After close to sixty years of teaching, reviewing and, it has to be added, jury service, I remain the opposite of jaded but rather the need for a wider view. Prompted by D.H.Lawrence's words, 'comes over one the need to travel' (from his 'Sea and Sardinia') I too need to travel though on a particular and different journey to that great if blessedly controversial novelist. The need to look at the many and difficult issues thrown up by music and particularly by the so-called music profession. Ever anxious that music should not be seen unrelated to the other arts and indeed, to life itself, I would like to look at a wide variety of topics and even re-visit my first career as a university lecturer in English literature. When a friend wrote soon after I had commenced my autobiography asking if it would be about 'your life in music' I was quick to reply in the negative; it would be about 'music in my life.' Music viewed exclusively academically and by dry- as- dusts belittles its vital life and scope, denying it's profoundly human element.

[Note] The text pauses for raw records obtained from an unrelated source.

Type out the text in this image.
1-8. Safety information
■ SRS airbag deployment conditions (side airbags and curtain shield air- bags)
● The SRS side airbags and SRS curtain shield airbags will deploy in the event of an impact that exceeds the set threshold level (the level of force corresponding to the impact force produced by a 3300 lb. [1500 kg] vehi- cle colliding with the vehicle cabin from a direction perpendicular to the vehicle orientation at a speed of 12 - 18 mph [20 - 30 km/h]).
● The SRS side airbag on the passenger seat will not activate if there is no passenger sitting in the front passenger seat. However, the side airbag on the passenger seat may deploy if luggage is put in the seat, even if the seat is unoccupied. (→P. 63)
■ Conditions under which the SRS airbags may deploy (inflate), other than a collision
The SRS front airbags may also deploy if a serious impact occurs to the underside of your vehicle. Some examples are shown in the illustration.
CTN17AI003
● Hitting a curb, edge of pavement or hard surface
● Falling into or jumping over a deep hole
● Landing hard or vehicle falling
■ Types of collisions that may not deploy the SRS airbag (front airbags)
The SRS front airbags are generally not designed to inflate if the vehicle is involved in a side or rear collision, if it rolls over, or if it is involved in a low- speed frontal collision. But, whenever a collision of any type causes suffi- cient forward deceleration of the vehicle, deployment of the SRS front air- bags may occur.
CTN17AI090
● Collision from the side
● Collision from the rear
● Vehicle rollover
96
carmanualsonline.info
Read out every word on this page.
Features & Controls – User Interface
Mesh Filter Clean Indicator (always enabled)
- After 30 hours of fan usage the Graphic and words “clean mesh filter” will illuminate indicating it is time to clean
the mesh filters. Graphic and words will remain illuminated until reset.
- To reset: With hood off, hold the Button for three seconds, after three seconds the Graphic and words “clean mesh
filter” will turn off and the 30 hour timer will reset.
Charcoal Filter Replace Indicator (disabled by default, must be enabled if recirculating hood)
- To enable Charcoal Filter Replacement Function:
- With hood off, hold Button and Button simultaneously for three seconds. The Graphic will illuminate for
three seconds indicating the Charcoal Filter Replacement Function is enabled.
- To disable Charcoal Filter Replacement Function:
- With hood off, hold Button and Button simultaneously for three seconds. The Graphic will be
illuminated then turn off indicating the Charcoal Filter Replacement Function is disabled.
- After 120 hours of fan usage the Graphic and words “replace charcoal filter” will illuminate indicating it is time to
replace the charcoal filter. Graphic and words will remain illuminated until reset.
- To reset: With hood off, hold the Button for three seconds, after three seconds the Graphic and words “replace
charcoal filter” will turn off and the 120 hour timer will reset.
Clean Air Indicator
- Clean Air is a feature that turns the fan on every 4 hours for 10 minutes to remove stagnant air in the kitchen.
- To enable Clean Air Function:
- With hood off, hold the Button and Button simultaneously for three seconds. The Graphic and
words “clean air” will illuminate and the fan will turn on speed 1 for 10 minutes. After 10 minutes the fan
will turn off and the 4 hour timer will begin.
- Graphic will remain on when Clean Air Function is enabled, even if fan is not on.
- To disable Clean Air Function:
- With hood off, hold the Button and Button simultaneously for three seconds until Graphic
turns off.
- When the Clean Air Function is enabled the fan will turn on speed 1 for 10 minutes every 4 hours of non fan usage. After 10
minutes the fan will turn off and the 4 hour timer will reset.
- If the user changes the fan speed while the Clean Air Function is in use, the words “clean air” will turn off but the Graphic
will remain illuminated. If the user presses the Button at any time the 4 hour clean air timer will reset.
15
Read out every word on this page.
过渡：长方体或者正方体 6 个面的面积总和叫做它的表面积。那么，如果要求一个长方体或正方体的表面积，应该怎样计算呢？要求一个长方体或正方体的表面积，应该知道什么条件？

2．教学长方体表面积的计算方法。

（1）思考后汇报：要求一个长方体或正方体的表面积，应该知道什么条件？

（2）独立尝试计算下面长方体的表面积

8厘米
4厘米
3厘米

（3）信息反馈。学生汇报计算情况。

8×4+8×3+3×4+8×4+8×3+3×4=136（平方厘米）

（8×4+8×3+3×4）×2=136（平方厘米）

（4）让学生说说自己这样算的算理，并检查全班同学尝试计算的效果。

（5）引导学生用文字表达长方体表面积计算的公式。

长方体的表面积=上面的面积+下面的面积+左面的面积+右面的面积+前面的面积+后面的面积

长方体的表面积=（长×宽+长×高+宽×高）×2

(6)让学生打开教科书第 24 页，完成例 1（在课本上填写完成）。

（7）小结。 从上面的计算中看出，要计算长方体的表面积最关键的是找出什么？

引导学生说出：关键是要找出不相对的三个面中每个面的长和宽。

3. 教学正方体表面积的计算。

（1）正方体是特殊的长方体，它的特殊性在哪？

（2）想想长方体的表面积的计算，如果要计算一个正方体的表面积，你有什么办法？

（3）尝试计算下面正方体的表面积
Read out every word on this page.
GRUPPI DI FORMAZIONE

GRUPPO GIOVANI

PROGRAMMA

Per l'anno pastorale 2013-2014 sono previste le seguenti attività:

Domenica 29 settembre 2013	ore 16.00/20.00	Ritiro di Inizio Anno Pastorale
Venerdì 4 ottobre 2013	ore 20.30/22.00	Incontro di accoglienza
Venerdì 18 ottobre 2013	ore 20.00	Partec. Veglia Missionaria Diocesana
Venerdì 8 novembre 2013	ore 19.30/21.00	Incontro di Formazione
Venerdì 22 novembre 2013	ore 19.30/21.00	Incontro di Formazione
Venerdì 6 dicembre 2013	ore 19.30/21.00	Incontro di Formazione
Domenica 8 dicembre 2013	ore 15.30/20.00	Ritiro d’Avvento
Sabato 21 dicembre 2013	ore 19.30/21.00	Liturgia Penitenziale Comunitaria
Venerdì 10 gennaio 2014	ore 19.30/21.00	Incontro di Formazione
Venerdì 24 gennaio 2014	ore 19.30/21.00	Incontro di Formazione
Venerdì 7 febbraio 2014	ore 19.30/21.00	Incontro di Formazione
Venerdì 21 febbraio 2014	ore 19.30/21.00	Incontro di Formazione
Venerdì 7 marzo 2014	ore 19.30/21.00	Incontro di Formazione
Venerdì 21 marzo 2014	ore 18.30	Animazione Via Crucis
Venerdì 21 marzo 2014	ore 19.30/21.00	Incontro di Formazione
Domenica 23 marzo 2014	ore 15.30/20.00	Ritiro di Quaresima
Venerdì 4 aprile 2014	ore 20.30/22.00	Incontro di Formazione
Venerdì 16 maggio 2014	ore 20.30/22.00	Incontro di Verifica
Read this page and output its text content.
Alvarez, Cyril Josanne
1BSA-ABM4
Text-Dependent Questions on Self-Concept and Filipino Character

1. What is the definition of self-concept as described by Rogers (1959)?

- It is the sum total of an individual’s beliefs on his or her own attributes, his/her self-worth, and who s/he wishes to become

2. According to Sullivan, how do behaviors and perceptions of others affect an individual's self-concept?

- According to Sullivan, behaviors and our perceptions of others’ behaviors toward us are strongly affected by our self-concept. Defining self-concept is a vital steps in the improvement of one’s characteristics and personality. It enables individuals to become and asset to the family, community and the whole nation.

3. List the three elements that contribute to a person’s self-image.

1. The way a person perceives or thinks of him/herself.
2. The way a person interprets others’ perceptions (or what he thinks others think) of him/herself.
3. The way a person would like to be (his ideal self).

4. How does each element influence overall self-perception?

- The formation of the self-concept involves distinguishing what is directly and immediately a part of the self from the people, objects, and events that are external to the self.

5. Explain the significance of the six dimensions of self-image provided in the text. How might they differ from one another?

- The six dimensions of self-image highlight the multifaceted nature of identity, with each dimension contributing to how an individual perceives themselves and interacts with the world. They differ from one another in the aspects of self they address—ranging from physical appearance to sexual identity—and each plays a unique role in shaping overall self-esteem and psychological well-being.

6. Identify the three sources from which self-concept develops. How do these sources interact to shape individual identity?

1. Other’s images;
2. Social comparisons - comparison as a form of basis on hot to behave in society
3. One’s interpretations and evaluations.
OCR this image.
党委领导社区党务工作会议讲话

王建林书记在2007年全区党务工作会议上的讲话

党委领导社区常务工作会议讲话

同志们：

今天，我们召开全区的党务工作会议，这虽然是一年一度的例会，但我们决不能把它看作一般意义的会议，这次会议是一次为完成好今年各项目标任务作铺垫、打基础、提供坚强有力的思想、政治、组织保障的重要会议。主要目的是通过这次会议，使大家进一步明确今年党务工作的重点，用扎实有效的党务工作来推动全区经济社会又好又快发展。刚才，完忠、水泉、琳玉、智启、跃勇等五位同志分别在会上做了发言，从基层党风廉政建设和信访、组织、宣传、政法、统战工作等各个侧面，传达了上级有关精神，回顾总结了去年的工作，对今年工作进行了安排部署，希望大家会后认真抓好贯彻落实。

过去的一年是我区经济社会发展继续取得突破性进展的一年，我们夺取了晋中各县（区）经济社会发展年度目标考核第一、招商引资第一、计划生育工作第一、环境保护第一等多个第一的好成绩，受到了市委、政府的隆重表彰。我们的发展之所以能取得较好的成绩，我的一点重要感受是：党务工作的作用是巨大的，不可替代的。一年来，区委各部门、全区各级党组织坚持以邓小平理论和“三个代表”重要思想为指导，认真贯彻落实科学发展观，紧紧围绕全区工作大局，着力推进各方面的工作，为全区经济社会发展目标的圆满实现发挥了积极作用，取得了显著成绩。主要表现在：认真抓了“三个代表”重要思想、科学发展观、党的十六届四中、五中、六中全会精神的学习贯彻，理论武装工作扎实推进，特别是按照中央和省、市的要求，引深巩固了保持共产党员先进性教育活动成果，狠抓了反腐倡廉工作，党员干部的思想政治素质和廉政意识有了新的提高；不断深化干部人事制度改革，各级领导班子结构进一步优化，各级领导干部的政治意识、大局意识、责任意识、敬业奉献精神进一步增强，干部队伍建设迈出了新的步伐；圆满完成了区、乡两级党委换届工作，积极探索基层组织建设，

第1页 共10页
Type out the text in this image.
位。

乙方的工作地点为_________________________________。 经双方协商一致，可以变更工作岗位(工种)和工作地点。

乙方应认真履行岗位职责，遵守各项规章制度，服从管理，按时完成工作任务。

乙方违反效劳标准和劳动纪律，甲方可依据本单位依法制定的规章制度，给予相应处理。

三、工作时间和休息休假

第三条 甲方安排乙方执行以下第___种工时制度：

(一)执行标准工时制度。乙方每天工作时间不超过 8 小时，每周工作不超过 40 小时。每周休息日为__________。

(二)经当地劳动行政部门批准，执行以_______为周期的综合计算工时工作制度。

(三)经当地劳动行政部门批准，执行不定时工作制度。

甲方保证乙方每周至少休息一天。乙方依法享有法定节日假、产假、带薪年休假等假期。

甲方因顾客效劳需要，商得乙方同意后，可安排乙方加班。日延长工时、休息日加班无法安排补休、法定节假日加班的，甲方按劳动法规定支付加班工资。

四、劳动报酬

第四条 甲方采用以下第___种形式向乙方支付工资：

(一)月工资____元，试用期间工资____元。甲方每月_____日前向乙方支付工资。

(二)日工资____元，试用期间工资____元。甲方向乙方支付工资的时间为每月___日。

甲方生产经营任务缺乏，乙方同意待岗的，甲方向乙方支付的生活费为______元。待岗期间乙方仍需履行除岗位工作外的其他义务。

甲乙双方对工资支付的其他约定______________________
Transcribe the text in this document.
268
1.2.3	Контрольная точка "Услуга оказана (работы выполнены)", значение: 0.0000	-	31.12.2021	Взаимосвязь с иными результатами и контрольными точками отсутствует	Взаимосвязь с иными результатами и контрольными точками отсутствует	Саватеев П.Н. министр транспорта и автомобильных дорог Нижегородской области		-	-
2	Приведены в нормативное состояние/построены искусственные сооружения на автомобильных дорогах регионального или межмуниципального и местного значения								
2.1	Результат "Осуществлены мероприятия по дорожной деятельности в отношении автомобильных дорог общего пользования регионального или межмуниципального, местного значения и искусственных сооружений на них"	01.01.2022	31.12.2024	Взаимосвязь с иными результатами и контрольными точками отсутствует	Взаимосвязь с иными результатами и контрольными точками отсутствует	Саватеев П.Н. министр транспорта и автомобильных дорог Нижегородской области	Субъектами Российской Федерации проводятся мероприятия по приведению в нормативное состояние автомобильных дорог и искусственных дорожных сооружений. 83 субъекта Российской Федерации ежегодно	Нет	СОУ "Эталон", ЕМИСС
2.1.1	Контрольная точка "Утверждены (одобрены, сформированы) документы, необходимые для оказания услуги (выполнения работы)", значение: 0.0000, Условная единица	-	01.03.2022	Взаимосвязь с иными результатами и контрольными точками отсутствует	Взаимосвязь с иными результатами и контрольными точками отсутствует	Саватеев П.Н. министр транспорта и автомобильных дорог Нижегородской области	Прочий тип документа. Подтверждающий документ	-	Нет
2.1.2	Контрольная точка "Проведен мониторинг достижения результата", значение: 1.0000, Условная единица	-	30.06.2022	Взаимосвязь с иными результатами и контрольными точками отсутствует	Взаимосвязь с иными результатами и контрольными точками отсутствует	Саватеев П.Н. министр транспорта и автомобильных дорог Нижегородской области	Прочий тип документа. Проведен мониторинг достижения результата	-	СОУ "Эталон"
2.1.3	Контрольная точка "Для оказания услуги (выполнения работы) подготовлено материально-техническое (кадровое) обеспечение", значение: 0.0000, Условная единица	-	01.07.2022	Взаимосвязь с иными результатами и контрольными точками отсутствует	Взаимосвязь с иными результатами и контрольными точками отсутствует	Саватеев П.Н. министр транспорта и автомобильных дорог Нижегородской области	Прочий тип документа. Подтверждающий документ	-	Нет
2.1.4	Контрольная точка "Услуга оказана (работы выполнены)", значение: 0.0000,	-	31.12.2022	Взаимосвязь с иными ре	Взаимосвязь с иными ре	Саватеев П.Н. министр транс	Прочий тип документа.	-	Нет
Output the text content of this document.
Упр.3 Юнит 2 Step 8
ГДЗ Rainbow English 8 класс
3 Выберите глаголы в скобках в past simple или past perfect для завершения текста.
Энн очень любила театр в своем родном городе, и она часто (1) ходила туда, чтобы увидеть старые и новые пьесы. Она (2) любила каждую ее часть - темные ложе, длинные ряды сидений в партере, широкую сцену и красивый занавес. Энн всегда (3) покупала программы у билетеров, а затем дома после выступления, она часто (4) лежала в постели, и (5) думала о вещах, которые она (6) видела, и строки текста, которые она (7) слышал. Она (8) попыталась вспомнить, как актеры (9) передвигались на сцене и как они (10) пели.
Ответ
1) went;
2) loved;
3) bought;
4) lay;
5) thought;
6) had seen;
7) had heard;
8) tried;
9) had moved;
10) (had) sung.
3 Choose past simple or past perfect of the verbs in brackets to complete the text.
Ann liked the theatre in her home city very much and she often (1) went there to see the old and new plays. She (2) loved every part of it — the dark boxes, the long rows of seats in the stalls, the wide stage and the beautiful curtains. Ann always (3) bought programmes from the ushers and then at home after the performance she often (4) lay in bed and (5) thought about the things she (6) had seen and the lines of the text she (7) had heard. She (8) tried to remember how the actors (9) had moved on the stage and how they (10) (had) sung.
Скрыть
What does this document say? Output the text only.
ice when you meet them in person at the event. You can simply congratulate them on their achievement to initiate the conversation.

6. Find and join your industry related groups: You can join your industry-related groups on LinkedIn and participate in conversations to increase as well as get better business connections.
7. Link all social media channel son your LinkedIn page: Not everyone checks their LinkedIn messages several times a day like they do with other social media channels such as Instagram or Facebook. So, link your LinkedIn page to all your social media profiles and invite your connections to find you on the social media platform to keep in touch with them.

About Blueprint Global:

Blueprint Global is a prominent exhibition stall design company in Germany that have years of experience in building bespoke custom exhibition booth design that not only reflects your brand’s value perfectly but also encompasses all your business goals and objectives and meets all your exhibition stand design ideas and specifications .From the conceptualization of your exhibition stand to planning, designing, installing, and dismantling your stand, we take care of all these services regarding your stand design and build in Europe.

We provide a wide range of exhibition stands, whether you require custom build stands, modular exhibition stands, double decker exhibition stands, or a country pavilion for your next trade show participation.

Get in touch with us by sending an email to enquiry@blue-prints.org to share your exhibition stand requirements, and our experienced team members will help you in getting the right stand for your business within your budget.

While continuing reviewing(impossible to resist when there is so much on offer) I wish to add, as it were, further colour and substance. My readers have requested articles on many of the great pianists I have interviewed and with some of whom I have later formed enduring friendships. My memories of my time spent with Vladimir Horowitz Artur Rubinstein and Claudio Arrau, giants of the past but ever present, and with Alfred Brendel, Krystian Zimerman, Vladimir Ashkenazy, Maurizio Pollini, Geza Anda etc remain indelible, all of them willing to open their minds and often their souls in conversation concerning the fierce and unpredictable demands of the concert pianist's life, it's inevitable ups and demands, joys and disappointments so close to the surface of a outwardly glamorous life.
Yet I am also bearing in mind a letter I received from that great pianist Annie Fisher following my paper's request for an interview. With all of her typical and admirable candour she confessed that she would not know what to say, that music rather than words was her true medium. If I wanted to know who she was I should come and hear her play; her truest biography.
The ever-expanding competition circuit(recently savagely and acutely questioned by Pavel Kalesnikov) cries out for discussion(for Bartok 'competitions are for horses') and so too does the role of the music critic, more often derided than praised. I can still hear the composer Michael Tippett's repeated question to me, 'what do you think you are doing,?' 'what do you think you are doing?' And while I would never wish to cross swords with figures such as John Carey(eminent Oxford professor of literature whose book 'Are the Arts God for You' stirred up a hornet's nest, and Hans Keller whose 'functional analysis' seems in retrospect a desperate attempt at validity I would like to question their acute and necessary but, I believe misleading dismissal of the critical function.
For me this will be a new and exciting expansion of activity and I wish my readers and also viewers on U Tube an ever-present engagement with subjects that cry out for constant re-assessment.